In an interview on French channel LCI, Israeli Prime Minister Benjamin Netanyahu dismissed accusations that Israel was deliberately targeting and starving Gazan civilians as "anti-Semitic slander."
Netanyahu, who has often spoken to foreign media during the war but largely avoided interviews with Israeli outlets, claimed the ratio of Hamas members to civilians killed so far in the Israeli offensive was "the lowest rate we have seen in an urban war."
Hundreds of demonstrators rallied late Thursday outside the offices of private broadcaster TF1, LCI's parent company, in Paris's western suburbs to protest the broadcast.
Wearing black-and-white keffiyeh scarves and waving Palestinian flags, the protesters chanted, "Gaza, Paris is with you."
The latest Gaza conflict was sparked by Hamas' Oct. 7 attack on southern Israel, which resulted in the deaths of 1,189 people.
Hamas also took 252 hostages, 121 of whom remain in Gaza.
Israel's retaliatory offensive has killed at least 36,224 people in Gaza, according to the Hamas-run territory's Health Ministry.
A medical official at Al-Aqsa Martyrs Hospital in central Gaza's Deir al-Balah said eight people, including two children, were killed in an airstrike that hit a house in Al-Bureij refugee camp.
Another source at Nuseirat's Al-Awda Hospital reported three deaths in a strike on a car.
An AFP correspondent reported seeing Israeli military vehicles southwest of Gaza City, in the territory's north.

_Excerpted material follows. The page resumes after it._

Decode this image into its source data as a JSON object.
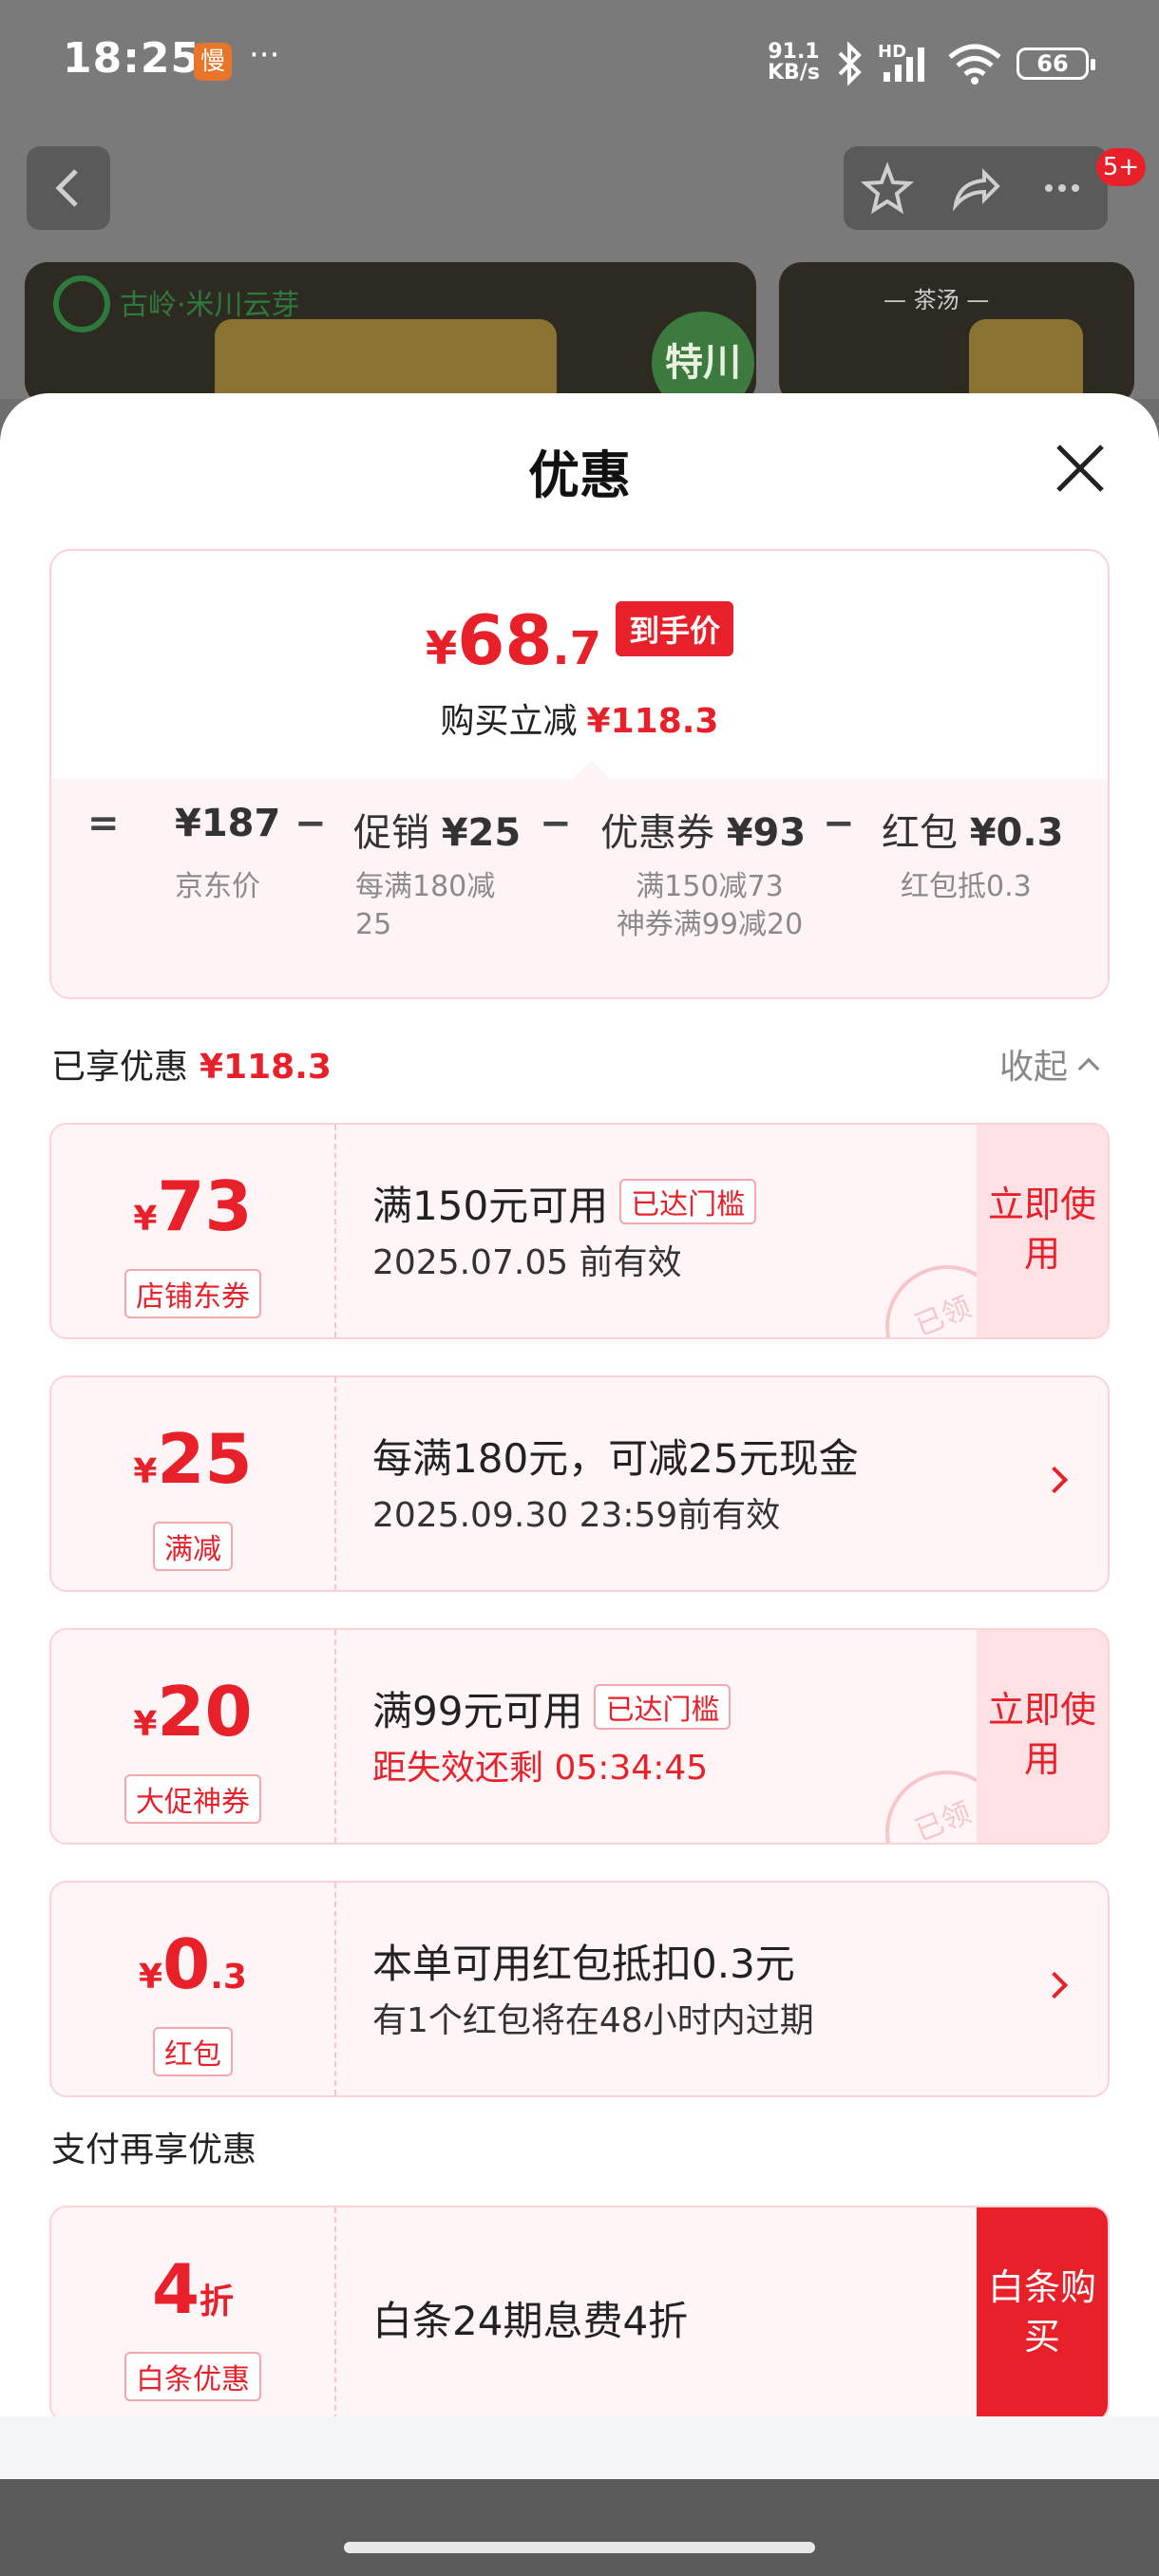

Sunday's Israeli strike and resulting fire at the Rafah displacement camp killed 45 people, according to Gaza officials, and prompted two days of discussions at the U.N. Security Council.
Israel has said it targeted a Hamas compound and killed two senior members.
After the strike, Algeria presented a draft resolution to the U.N. Security Council demanding an immediate cease-fire and the release of all hostages, but it was unclear when it would be voted on.
Amid the fighting, Israeli War Cabinet Minister Benny Gantz's centrist party submitted a bill to dissolve parliament for an early election, drawing criticism from Netanyahu's right-wing Likud party.